WHAT IS THE FUTURE PACKAGING?
"Embedded" is the buzzword reflecting many trends in device manufacturing. Electronics are being integrated into our daily lives more and more – and almost invisibly. To make this possible, smart electronics are being included in a whole range of products, and this tendency is on the rise. Many smart products, whether in IoT, Industry 4.0, or AAL, are then fitted into a digital ecosystem to guarantee us maximum flexibility in our daily lives. Examples of this include our ability to operate the appliances in our homes by speech, the simplification of ordering processes thanks to Dash buttons, and similar innovations. Furthermore, we find ourselves to be mere users of autonomous vehicles and place our lives in the hands of a number of sensors/actuators and a CPU. All of these uses illustrate clearly the manifold demands made of a simple device. However, the value-creation chains must also satisfy requirements with regard to efficiency, effectiveness, quality, and environmental awareness. This results in an ever further-reaching and deeper fusion of hardware and software. As early as the product idea stage, the enormous number of requirements presents developers and implementers with completely new challenges, as, even in a globalized world, the products are subject to the regulations of individual countries.
Wherever you look, and whatever area of electronics manufacturing you are in, the developments within IoT and Industry 4.0 affect everyone. At the EMS production locations, the establishment of wide-ranging networking with customers is beginning to crystallize as an important factor in securing orders. Service providers are included in the job chain as early as the development of new products in order to guarantee trouble-free scalability from the prototype to large-series production. The wide experience of the service providers is highly valued. There is, however, one shortcoming when it comes to the extensive digitalization of all process data. Experience cannot be digitalized as quickly as automation is marching forward. That gives operators a higher importance, as production systems can only be adapted gradually to real usage conditions. Here, a great deal of tact is required, as an extension of pure data capture will not, in itself, result in an improvement in the areas of quality, throughput, or efficiency. Only smart data mining promises new knowledge as well as the ability to achieve increases in production output.
The production line at SMT 2017 will continue to place its technical emphasis on the quickest possible adaptability of production systems to the products being manufactured. It will give a live demonstration of the ways in which individual machines and devices can adapt to the product. In addition, there will be a more intense discussion of communication between individual machines. The interaction between humans and systems on the one hand and the various software solutions in place on the other can be used to provide a realistic demonstration of the possibilities – as well as the advantages and disadvantages – offered to a production system by the deep integration of various hardware and software solutions. Trends will be highlighted and variants will be looked at to show the direction that various networking efforts are taking.

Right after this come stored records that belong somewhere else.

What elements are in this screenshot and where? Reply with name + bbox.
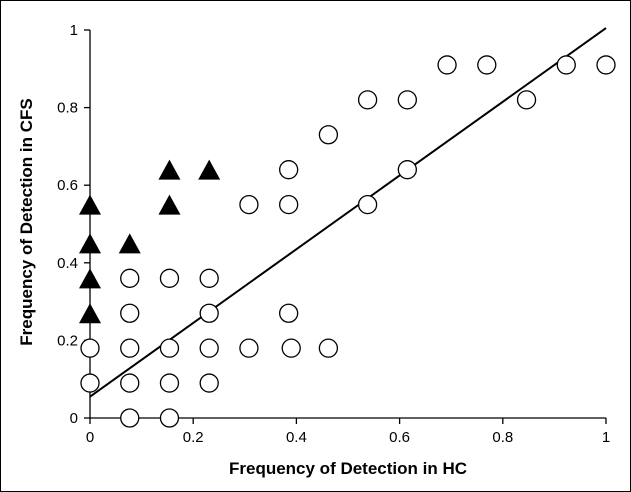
data-point-circle: [318, 125, 339, 145]
data-point-triangle: [79, 268, 101, 289]
data-point-triangle: [118, 233, 141, 254]
data-point-circle: [80, 338, 100, 358]
data-point-circle: [199, 338, 219, 358]
data-point-circle: [477, 55, 497, 75]
x-axis-label: Frequency of Detection in HC: [229, 459, 467, 478]
data-point-circle: [281, 338, 301, 358]
y-tick-label: 0.2: [57, 332, 78, 349]
data-point-circle: [397, 90, 417, 110]
data-point-circle: [239, 338, 259, 358]
data-point-circle: [357, 194, 378, 215]
y-tick-label: 0.6: [57, 177, 78, 194]
tick-labels: 0 0.2 0.4 0.6 0.8 1 0 0.2 0.4 0.6 0.8 1: [57, 22, 610, 446]
data-point-circle: [279, 194, 299, 215]
x-tick-label: 1: [602, 429, 610, 446]
data-point-triangle: [158, 194, 181, 215]
x-tick-label: 0.2: [183, 429, 204, 446]
data-point-circle: [80, 373, 100, 393]
data-point-circle: [120, 408, 140, 428]
data-point-triangle: [158, 159, 181, 180]
data-point-circle: [120, 338, 140, 358]
data-point-circle: [437, 55, 457, 75]
data-point-circle: [397, 160, 417, 180]
data-point-circle: [357, 90, 378, 110]
data-point-triangle: [79, 194, 101, 215]
data-point-circle: [159, 268, 180, 288]
y-tick-label: 0.4: [57, 255, 78, 272]
trendline-group: [89, 27, 607, 398]
data-point-circle: [199, 303, 219, 323]
y-tick-label: 0: [70, 410, 78, 427]
data-point-circle: [279, 303, 299, 323]
x-tick-label: 0.4: [286, 429, 307, 446]
data-point-triangle: [79, 233, 101, 254]
y-axis-label: Frequency of Detection in CFS: [17, 98, 36, 345]
data-point-circle: [516, 90, 537, 110]
data-point-circle: [556, 55, 576, 75]
data-point-circle: [318, 338, 339, 358]
data-point-circle: [120, 373, 140, 393]
axes: [84, 29, 607, 424]
data-point-triangle: [198, 159, 221, 180]
y-tick-label: 1: [70, 22, 78, 39]
trendline: [89, 27, 607, 398]
data-point-triangle: [79, 303, 101, 324]
data-points: [79, 55, 616, 428]
data-point-circle: [159, 338, 180, 358]
data-point-circle: [199, 268, 219, 288]
x-tick-label: 0.8: [492, 429, 513, 446]
y-tick-label: 0.8: [57, 100, 78, 117]
x-tick-label: 0: [86, 429, 94, 446]
data-point-circle: [120, 303, 140, 323]
data-point-circle: [159, 373, 180, 393]
data-point-circle: [596, 55, 616, 75]
data-point-circle: [159, 408, 180, 428]
data-point-circle: [279, 160, 299, 180]
data-point-circle: [239, 194, 259, 215]
x-tick-label: 0.6: [389, 429, 410, 446]
data-point-circle: [120, 268, 140, 288]
data-point-circle: [199, 373, 219, 393]
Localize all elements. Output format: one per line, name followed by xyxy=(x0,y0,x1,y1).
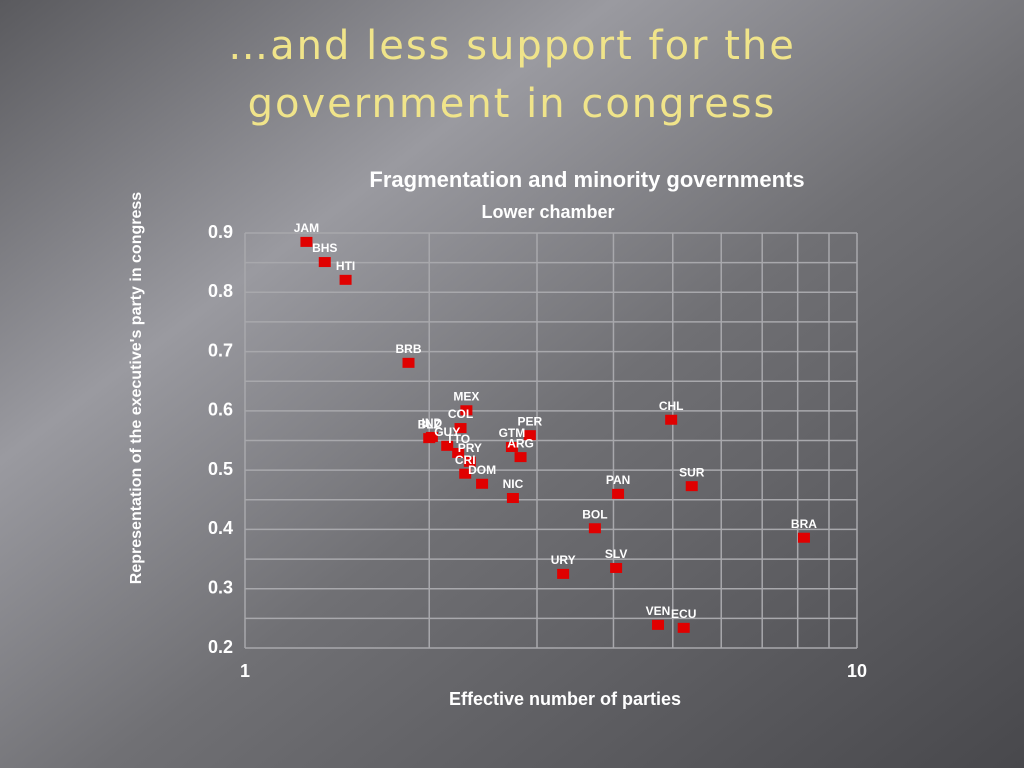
point-label: HTI xyxy=(336,259,355,273)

Some innovations will include presenting machines that are taking their first steps onto the market, but also demonstrating some of the recent evolutionary successes of established machine manufacturers.
In addition to the familiar line tours with commentary, at the 2017 event there will also be a comprehensive software demonstration. Special discussion will be dedicated to issues such as trouble-free software integration, expanded machine interaction, and smart data mining. Production, tracing, and reporting systems can be tested and examined at visitors’ leisure.